January this year I received your records with the satsangs from Robert Adams wich has a deep impact on my being. I listen with great love and an open heart daily: before sleeping; driving the car to work; walking in the woods; and streched out on the couch. I feel blessed receiving the teachings of Robert Adams, it is a great treasure and reading this over tears of grace are not far away. Robert has deepen my understanding and make me a more sensitive being.

Daily (for as far my responsibilitys let me go) I am sitting for longer periods in contemplation with crossed leggs on the couch. I am resting with my back in the couch so it is not a formal posture. I keep my eyes closed and be aware of the movements and turmoil of body and mind. After some time they become to slow down and ‘I am’ be aware of looking with eyes closed. The sensory organs become more alert and the mind slows further down. When toughts and dreams arise in the mind I frequently ask the question: “To whom do these thoughts arise?, etc..”  This self-enquiry mostly ends with the thought of: “I, I…”, and simple awareness.

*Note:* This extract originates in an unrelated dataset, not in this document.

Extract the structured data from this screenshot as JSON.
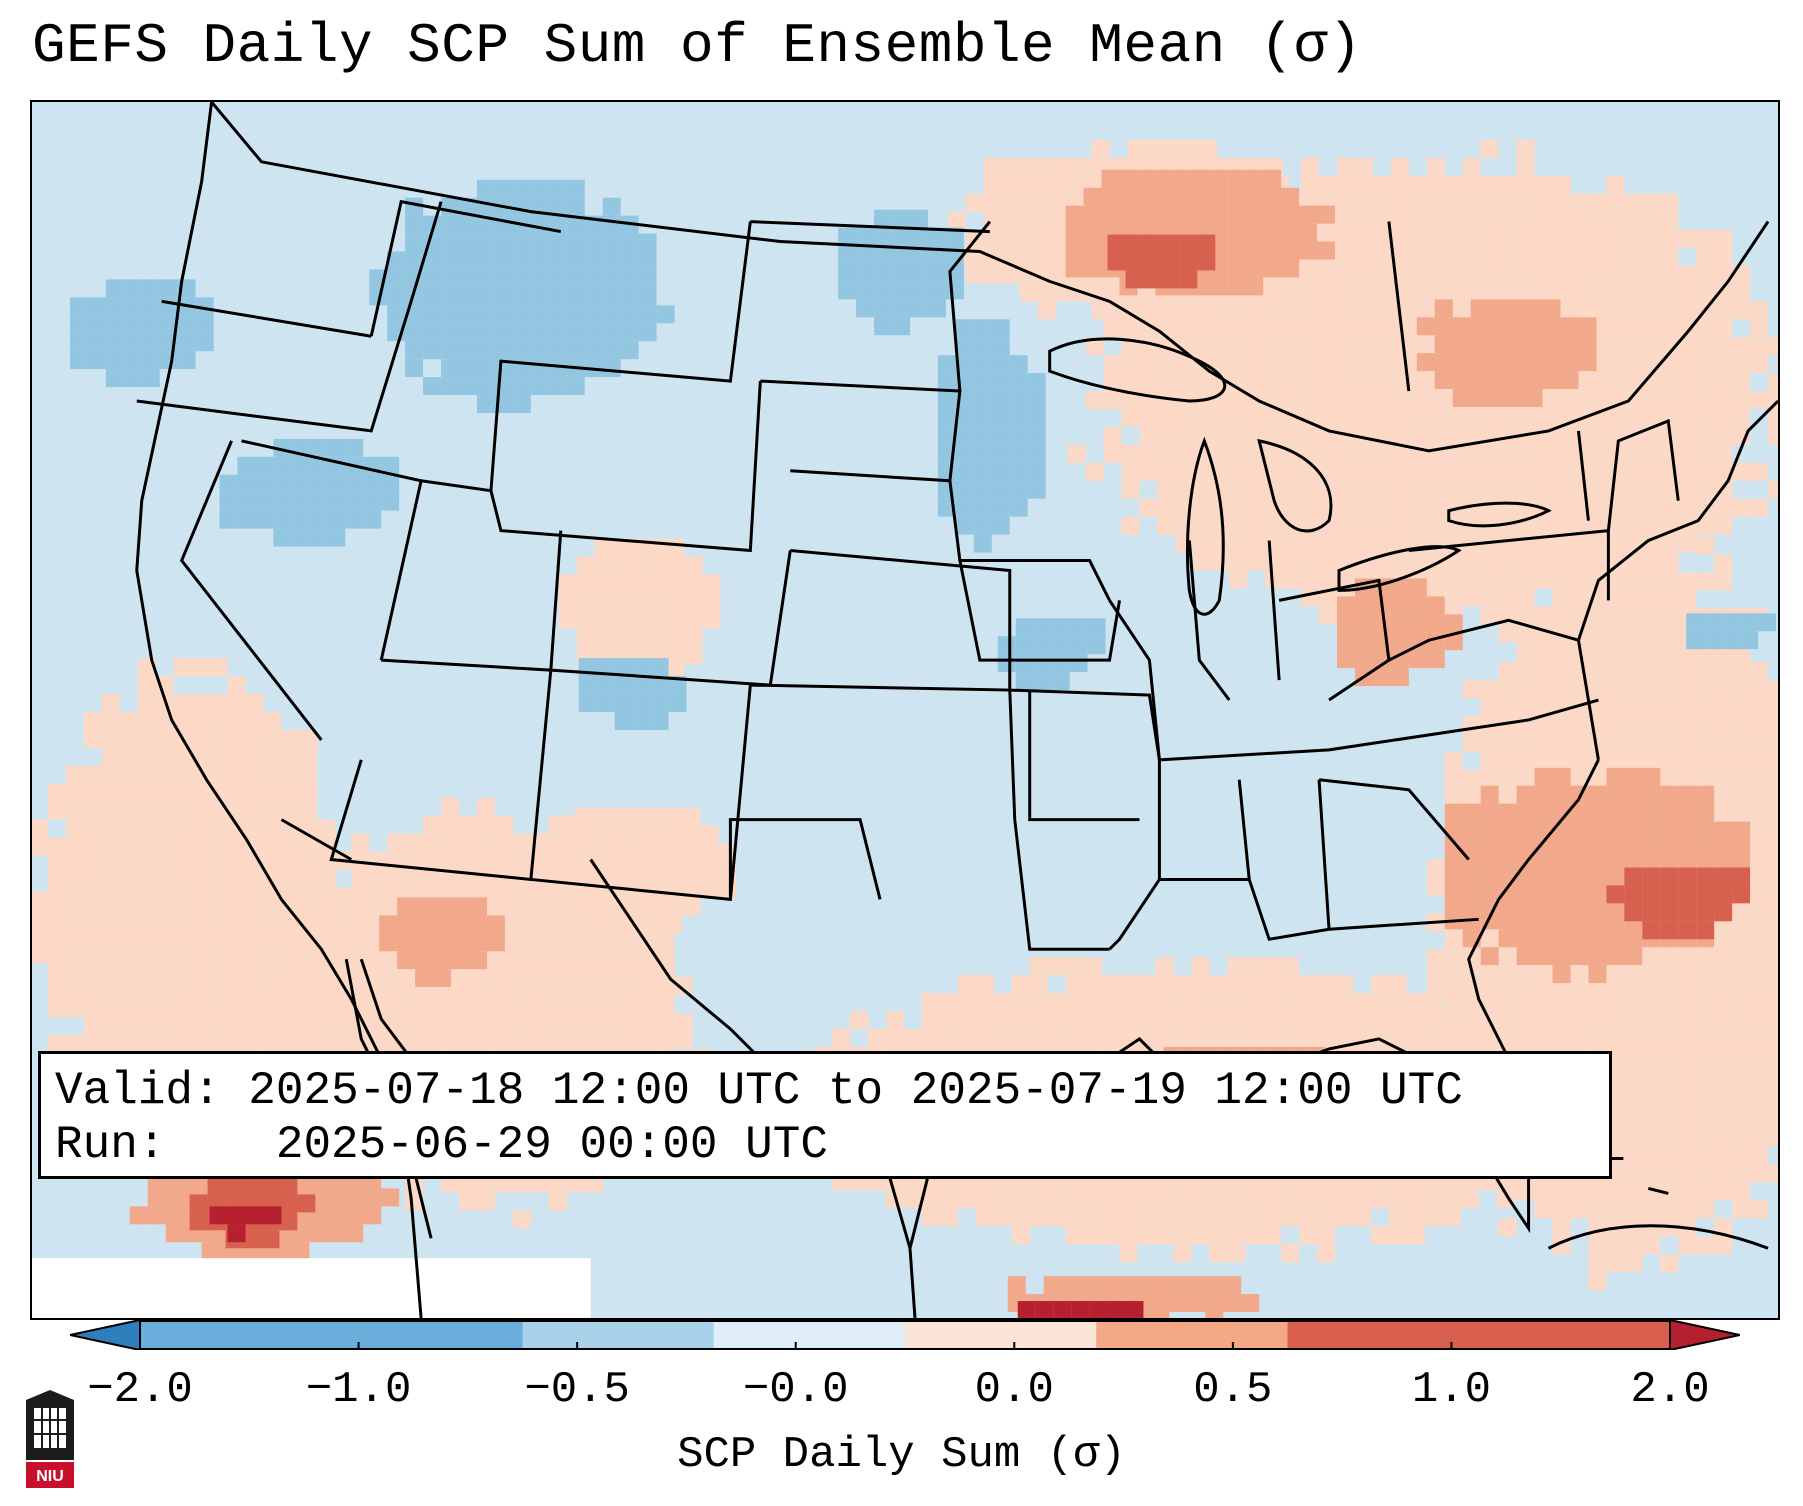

Stil it is not really clear to me what it means to abide in the ‘I’. To me it stays with a more and more slowing down of the mind and sensory clearness where by the ‘sensory’ impressions and the body become so to say a ocean of energy without any limits or centre. However this experience or state of consciousness seems most of the time a conceptualizing and intellectual game.

I keep practising and resting in this sitting for at least an hour whereby I am falling sometimes in a dreaming or sleeping state of consciousness. Then sometimes ‘I am’, suddenly wake up with a shock and a remarkeble clearness of mind and awarenes remaines. This clear awarness of being sometimes also appears gradualy when just watching the mind proces.

I humble want for ask for guidance.

Can/do you advise a more formal posture for meditation? I can sit with my back straight if needed but I am reserved with using any form of pressure or strength. Is there any use in practising meditation (sitting) when I am tired of work and falling asleep?

Is there any real difference in waching the mind process and self-enquiry as tought by Robert Adams? Your support, any guidance and confirmation is more then welcome.

Pranams,
D.

RESPONSE:

Hi D.,

Strong posture really helps to get into samadhi.

The problem with Robert's method af asking who something comes to, is it is basically on the level of mind and you are ready to go beyond. That is, asking, "Who am I?," or "To whom does this come?" is a beginner's type of self inquiry.

Attached is the Nisargadatta Gita. Download it and print it out. Put it in a 3 ring binder and read it every morning for just a few pages. Then ponder its meaning and then meditate on the I Am.

Try this for 2-3 weeks and report back. You should make a lot of progress with this technique.

Remember, Robert never practiced any technique, so he taught many different beginners techniques. He was spontaneously awakened.

Try to sit half lotus with no support for at least 30 minutes after reading the Gita and pondering.